Oppure lasciamo che Di Pietro, persino logoro e alla deriva, dica qualsiasi cosa gli passi per la testa, per esempio che un governo di magistrati è migliore di uno di criminali. Non so ma non credo che vivere a Gotham City sia più intollerabile che vivere in una società in cui il sinedrio è sempre all’opera, ogni giorno che passa alza l’asticella della sensibilità pubblica e morale. In cui intellettuali di complemento si esaltano perché è tornata la questione morale e c’è stata una storica avanzata resa possibile dal coraggio di pochi che gridarono tre volte “resistere”.
Non finirà qui, i mostri vogliono continui sacrifici. Batteranno nuove piste, staneranno altra selvaggina, basterà sempre più la minima accusa di un procuratore incanaglito per cancellare il nome di un candidato e mettere fuori gioco un rivale, un avversario. Anche quelli che a questa mandata pensano di essersi salvati, i Giggino ’a purpetta, gli Scilipoti, i Razzi. Dopo che il leader si è battuto per diciannove anni, ha vinto il record mondiale di procedimenti giudiziari, ha resistito a centinaia di perquisizioni, a migliaia di articoli di stampa, insomma a una campagna mediatico-giudiziaria martellante e feroce, siamo improvvisamente tornati all’anno zero. Al clima di quei giorni in cui gli italiani sembravano tutt’uno con il pool di Milano.
Mettiamola provocatoriamente così: sarebbe stata cosa buona e giusta tenerseli tutti ben stretti. I loschi, i chiacchierati, i mascariati, i collusi. Gli indagati, i condannati. E magari anche qualcuno condannato in via definitiva, che non sia stato interdetto e che non debba starsene in carcere tutto il santo giorno a recitare il rosario e a rimettersi nelle mani del Signore. Ci sono i seggi elettorali, si vota e si presume che chi vota possa anche essere candidato. Offrire a un detenuto una via di fuga elettorale risuona oggi come una bestemmia eppure è nello spirito e nella lettera della Costituzione ed è uno dei legati migliori della Prima Repubblica: chi all’epoca combatté queste battaglie le vinse. Perché in Italia, per quanto chiasso facciano, i moralisti non sono mai riusciti a essere maggioranza culturale e politica. Rischiano di diventarlo oggi e per colpa dei dirigenti dei due maggiori partiti .
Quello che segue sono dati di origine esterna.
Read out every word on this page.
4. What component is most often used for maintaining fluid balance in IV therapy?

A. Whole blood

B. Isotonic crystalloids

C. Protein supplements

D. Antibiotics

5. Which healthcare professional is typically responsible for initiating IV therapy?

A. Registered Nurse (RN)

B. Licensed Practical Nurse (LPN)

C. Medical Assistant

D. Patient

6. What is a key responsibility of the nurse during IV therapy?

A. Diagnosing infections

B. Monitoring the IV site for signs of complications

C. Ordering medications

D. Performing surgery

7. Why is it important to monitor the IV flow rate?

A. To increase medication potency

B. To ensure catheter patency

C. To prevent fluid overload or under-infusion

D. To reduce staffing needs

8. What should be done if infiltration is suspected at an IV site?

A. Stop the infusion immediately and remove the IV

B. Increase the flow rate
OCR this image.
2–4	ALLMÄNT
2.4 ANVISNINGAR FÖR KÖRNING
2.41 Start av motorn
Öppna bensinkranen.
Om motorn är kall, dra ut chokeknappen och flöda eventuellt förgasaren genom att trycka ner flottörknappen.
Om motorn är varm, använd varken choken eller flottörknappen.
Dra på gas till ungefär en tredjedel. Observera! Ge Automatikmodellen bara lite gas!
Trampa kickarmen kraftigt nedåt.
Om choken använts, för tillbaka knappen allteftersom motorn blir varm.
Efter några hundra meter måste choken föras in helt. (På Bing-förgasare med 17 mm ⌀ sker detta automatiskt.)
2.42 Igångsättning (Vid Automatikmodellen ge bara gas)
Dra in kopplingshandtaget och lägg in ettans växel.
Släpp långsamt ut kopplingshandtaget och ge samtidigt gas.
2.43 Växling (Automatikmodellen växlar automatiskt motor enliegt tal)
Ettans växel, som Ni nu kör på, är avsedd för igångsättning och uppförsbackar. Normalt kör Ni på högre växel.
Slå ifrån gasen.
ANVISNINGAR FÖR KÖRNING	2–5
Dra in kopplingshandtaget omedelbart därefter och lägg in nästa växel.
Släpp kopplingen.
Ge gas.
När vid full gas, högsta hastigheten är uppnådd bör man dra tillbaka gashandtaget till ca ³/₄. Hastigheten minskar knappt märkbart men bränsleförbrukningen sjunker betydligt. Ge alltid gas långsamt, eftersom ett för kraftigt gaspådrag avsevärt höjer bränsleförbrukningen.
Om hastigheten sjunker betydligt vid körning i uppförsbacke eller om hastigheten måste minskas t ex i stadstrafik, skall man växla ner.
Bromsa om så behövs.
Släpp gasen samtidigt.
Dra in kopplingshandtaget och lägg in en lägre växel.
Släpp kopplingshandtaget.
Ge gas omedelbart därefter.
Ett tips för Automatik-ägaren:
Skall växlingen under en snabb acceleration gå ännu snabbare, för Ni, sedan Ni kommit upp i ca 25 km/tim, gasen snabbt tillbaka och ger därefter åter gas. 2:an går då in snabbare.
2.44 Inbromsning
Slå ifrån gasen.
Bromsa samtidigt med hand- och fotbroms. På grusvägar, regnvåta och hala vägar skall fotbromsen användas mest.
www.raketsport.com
Sarebbe stata cosa buona e giusta tenerseli tutti stretti non per il pregiudizio contrario secondo cui chi delinque è sempre simpatico e merita fiducia. Avremmo dovuto tenerceli semplicemente perché non si possono lasciare nelle mani di questo sistema giudiziario, di questi giudici, questi tribunali, queste carceri. Avremmo dovuto tenerceli fino alla conclusione della madre di tutte le battaglie, quella per rimettere l’individuo al centro dello stato di diritto, imporre il giusto processo e la giustizia celere ed efficace.
“Ehi ragazzi cosa c’è nel nostro sistema giudiziario che fa sì che gente come voi voglia mandare tutti in galera? E’ patetico, dico sul serio. In carcere ho conosciuto decine di brave persone, uomini che non farebbero più male a una mosca, uomini che non si sarebbero mai più messi nei guai con la legge. Eppure grazie a voi stanno scontando lunghe pene e la loro vita è rovinata”. A parlare così è il protagonista di “The racketeer”, l’ultimo bestseller mondiale dello scrittore John Grisham. Certo è fiction ma ci sarà pure qualche ragione se un americano liberal, con ben radicati nella coscienza garanzie e diritti, si immedesimi in un uomo di colore ex avvocato di condannato a dieci anni per aver riciclato senza accorgersene il denaro sporco di un tizio che trafficava favori procurando puttane e cocaina ai congressisti di Washington. L’ex avvocato in carcere scopre chi e perché ha assassinato uno stimato giudice federale e la sua amante e soprattutto cosa conteneva la cassaforte ripulita a dovere: dieci milioni di dollari in lingottini d’oro puro al 99 per cento regalatigli da una compagnia mineraria di cui stava arbitrando un processo. Nella giustizia vista da Grisham non c’è scandalo a che un alto magistrato si faccia corrompere, a che dei delinquenti riescano a farsi liberare legalmente, intaschino la ricompensa, rubino la refurtiva e vivano a lungo felici e contenti. Chissà che penserebbe del sistema italiano, che annulla la presunzione di innocenza, nega il principio dell’individualità della responsabilità penale, si nutre di non poteva non sapere e di contiguità, dà alla parola del magistrato il crisma della sacralità. E mortifica la politica anche quando è legittima rappresentanza del popolo, esponendola allo spirito del tempo e alle ubbie dei moralisti da palasharp.
Avremmo dovuto tenerceli stretti. Anziché avvalorare l’idea che possa esistere una politica diversa da quella che si svolge ogni giorni sotto i nostri occhi. Con l’aria che tira Nicola Cosentino avrebbe dovuto rispondere con invettive e insulti, del tipo ma come si permette lei è solo un delinquente, a questo presidente del comitato “contro le demolizioni delle case costruite senza licenza”, che già la dizione in sé ha qualcosa di sublime. Invece non si comporta così, risponde da vero politico, come uno di quei democristiani del tempo andato che sapevano che un voto era un voto e non andava mai perso: mille rivoli fanno un fiume e per questo dicevano che un posto di postino non si nega mai a nessuno.
Anche Abramo Lincoln ha trafficato, ricattato, corrotto, offerto posti e prebende, puntato su banderuole e voltagabbana, pur di far approvare il tredicesimo emendamente della Costituzione, anche lui ha avuto bisogno degli Scilipoti del suo tempo per far abolire la schiavitù.
La politica è stata sempre e sotto ogni cielo affare per bestie da soma, per uomini con peli sullo stomaco e pelle da rinoceronte: per avamposti alle frontiere tra legale e illegale, per spalatori di merda. Diventa buona e grande se si accompagna alla lungimiranza, se si vede lontano e ci si prefiggono ambiziosi obiettivi. Sennò è solo tran tran che si riproduce nella mediocrità ma non per questo può essere condannata. Gli onesti, quelli che con orgoglio sfoggiano un palmo pulitissimo della mano, sono sempre stati una calamità, dei coglioni inutili a sé e alla comunità che si ripromettevano di servire.